The moment my eyes settle on it, Magda jumps from the window seat and crosses to the bed. Meeting my gaze, she deliberately grabs her belongings and shoves them back into the suitcase, slamming it shut.

“I’m fine,” she says. “Thanks.”

“Okay.” I force a smile and turn for the door. “We’ll be just downstairs, and we made lunch—”

“I’m not a baby, you know.” Gone is the façade of politeness. Her tone is so cutting that I can only think of one comparison fitting enough to match the icy hostility—the insistence of a certain billionaire that I wasn’t his type, for instance.

I turn to face her, sensing my eyebrow raise. “I didn’t mean to imply that you were.”

“Who are you anyway?” She appraises me with a haughty flick of her chin, her arms crossed. “You’re not married to him. Even if you do have a ring on.” She nods to my left hand, and I clench said fingers into a fist, caught.

My cheeks flame, but something prevents me from backing down. Instead, I advance a step toward her, keeping my tone level. “And if I’m not?”

She bites her lower lip and seems to mull it over. Then she smiles, and it’s such a beautiful match to Vadim’s. The one he wears when his aim is cruel. “Did you read my file?” she asks sweetly, batting her eyelashes. “My last family, the Robinsons, are moving to the other side of the country, just to get away from me.” Her smile grows wider as if she’s utterly pleased with that fact.

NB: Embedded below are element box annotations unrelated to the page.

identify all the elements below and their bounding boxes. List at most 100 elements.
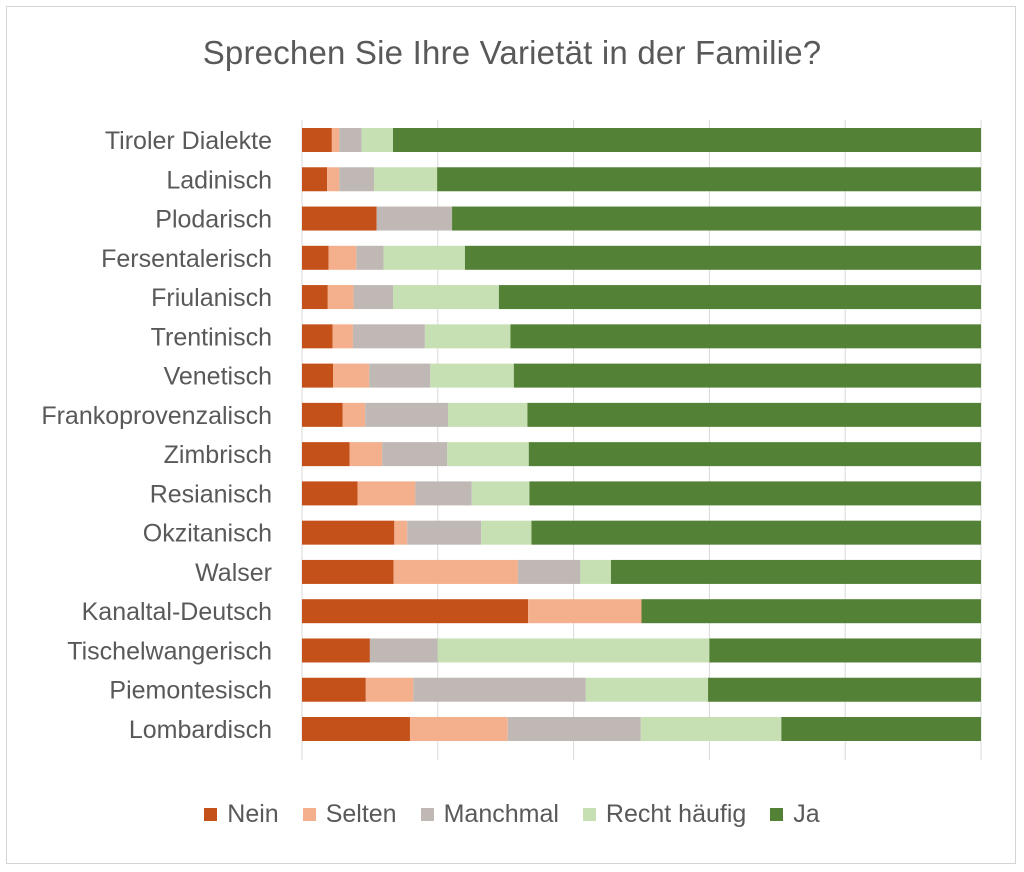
bar-segment xyxy=(328,245,357,270)
bar-segment xyxy=(302,638,370,663)
bar-segment xyxy=(302,677,366,702)
bar-segment xyxy=(302,128,332,152)
bar-segment xyxy=(373,167,438,192)
bar-segment xyxy=(342,402,366,427)
bar-segment xyxy=(302,363,334,388)
bar-segment xyxy=(392,128,982,152)
bar-segment xyxy=(529,481,981,506)
bar-segment xyxy=(641,599,981,624)
legend-item: Selten xyxy=(302,800,397,829)
legend-item: Recht häufig xyxy=(582,800,747,829)
bar-segment xyxy=(327,167,340,192)
category-label: Frankoprovenzalisch xyxy=(41,402,272,430)
category-label: Plodarisch xyxy=(155,206,272,234)
bar-segment xyxy=(353,285,393,310)
legend-item: Manchmal xyxy=(420,800,559,829)
category-label: Friulanisch xyxy=(151,284,272,312)
bar-segment xyxy=(394,520,408,545)
bar-segment xyxy=(327,285,354,310)
bar-segment xyxy=(513,363,981,388)
bar-segment xyxy=(382,442,448,467)
bar-segment xyxy=(708,677,981,702)
category-label: Resianisch xyxy=(150,480,272,508)
bar-segment xyxy=(302,402,343,427)
bar-segment xyxy=(447,442,529,467)
bar-segment xyxy=(407,520,482,545)
bar-segment xyxy=(498,285,981,310)
bar-segment xyxy=(413,677,586,702)
bar-segment xyxy=(302,324,333,349)
bar-segment xyxy=(528,442,981,467)
bar-segment xyxy=(361,128,393,152)
category-label: Walser xyxy=(195,559,272,587)
legend-swatch xyxy=(582,808,596,821)
category-label: Okzitanisch xyxy=(143,520,272,548)
bar-segment xyxy=(302,167,328,192)
bar-segment xyxy=(430,363,514,388)
category-label: Ladinisch xyxy=(166,166,272,194)
legend-label: Ja xyxy=(793,800,820,828)
chart-legend: Nein Selten Manchmal Recht häufig Ja xyxy=(0,800,1024,829)
bar-segment xyxy=(331,128,340,152)
legend-item: Nein xyxy=(204,800,279,829)
bar-segment xyxy=(365,402,448,427)
bar-segment xyxy=(302,520,395,545)
bar-segment xyxy=(369,638,438,663)
legend-label: Recht häufig xyxy=(605,800,747,828)
bar-segment xyxy=(332,324,353,349)
category-label: Fersentalerisch xyxy=(101,245,272,273)
bar-segment xyxy=(471,481,530,506)
bar-segment xyxy=(302,481,358,506)
legend-swatch xyxy=(302,808,316,821)
bar-segment xyxy=(352,324,425,349)
bar-segment xyxy=(781,717,981,741)
bar-segment xyxy=(437,167,982,192)
bar-segment xyxy=(510,324,981,349)
legend-swatch xyxy=(420,808,434,821)
bar-segment xyxy=(333,363,370,388)
bar-segment xyxy=(383,245,465,270)
category-label: Piemontesisch xyxy=(109,677,272,705)
bar-segment xyxy=(709,638,981,663)
category-label: Lombardisch xyxy=(129,716,272,744)
bar-segment xyxy=(447,402,528,427)
bar-segment xyxy=(302,442,350,467)
category-label: Kanaltal-Deutsch xyxy=(82,598,272,626)
bar-segment xyxy=(365,677,414,702)
bar-segment xyxy=(302,206,377,231)
bar-segment xyxy=(302,717,410,741)
bar-segment xyxy=(640,717,782,741)
chart-title: Sprechen Sie Ihre Varietät in der Famili… xyxy=(202,34,822,71)
bar-segment xyxy=(527,402,981,427)
bar-segment xyxy=(507,717,641,741)
bar-segment xyxy=(528,599,642,624)
bar-segment xyxy=(302,285,328,310)
bar-segment xyxy=(424,324,511,349)
bar-segment xyxy=(302,599,529,624)
legend-label: Selten xyxy=(325,800,397,828)
bar-segment xyxy=(517,559,581,584)
legend-swatch xyxy=(770,808,784,821)
legend-swatch xyxy=(204,808,218,821)
category-label: Venetisch xyxy=(164,363,272,391)
category-label: Trentinisch xyxy=(151,323,272,351)
bar-segment xyxy=(393,559,518,584)
bar-segment xyxy=(415,481,472,506)
bar-segment xyxy=(339,167,374,192)
bar-segment xyxy=(357,481,416,506)
bar-segment xyxy=(409,717,508,741)
bar-segment xyxy=(464,245,982,270)
bar-segment xyxy=(531,520,981,545)
bar-segment xyxy=(437,638,710,663)
category-label: Tischelwangerisch xyxy=(67,637,272,665)
bar-segment xyxy=(339,128,362,152)
bar-segment xyxy=(481,520,532,545)
bar-segment xyxy=(610,559,981,584)
legend-label: Manchmal xyxy=(443,800,559,828)
bar-segment xyxy=(392,285,499,310)
bar-segment xyxy=(349,442,383,467)
legend-item: Ja xyxy=(770,800,820,829)
bar-segment xyxy=(302,245,329,270)
bar-segment xyxy=(369,363,431,388)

But her eyes are every bit as expressive as her father’s, revealing the truth in snippets that require deciphering.

“I don’t know what I did to scare them so much,” she says, throwing her hands into the air. “Maybe it was when I tried to microwave the cat?”

Any other time, with any other child, I’d be rightfully disgusted. Fearful, even. Maybe I should be in this case? I don’t know what it is about her gleeful, ghoulish expression that makes me perch on the end of her bed and cross my legs casually.

“Is that all?” I ask, an eyebrow raised. “I once threatened to turn my father’s prized stallion into glue. I even looked up the number for what I thought was the glue factory. Then I ran away with a duffle filled with barbie dolls and an entire box of pop tarts.”

She blinks, caught off guard.

“I didn’t make it far, mind you.” I extend my fingers, inspecting the pink polish. “I was barely past the tennis courts before I chickened out. Besides, I didn’t really want to hurt old Dauntless, anyway. I just wanted to make my parents squirm.” It’s an odd story to relay so bluntly. Something I predictably wouldn’t tell most people on our first meeting.

Magda frowns, unsure of how to process it.

“Did the Robinsons do something to you that made you want to make them squirm?” I ask, free of judgment.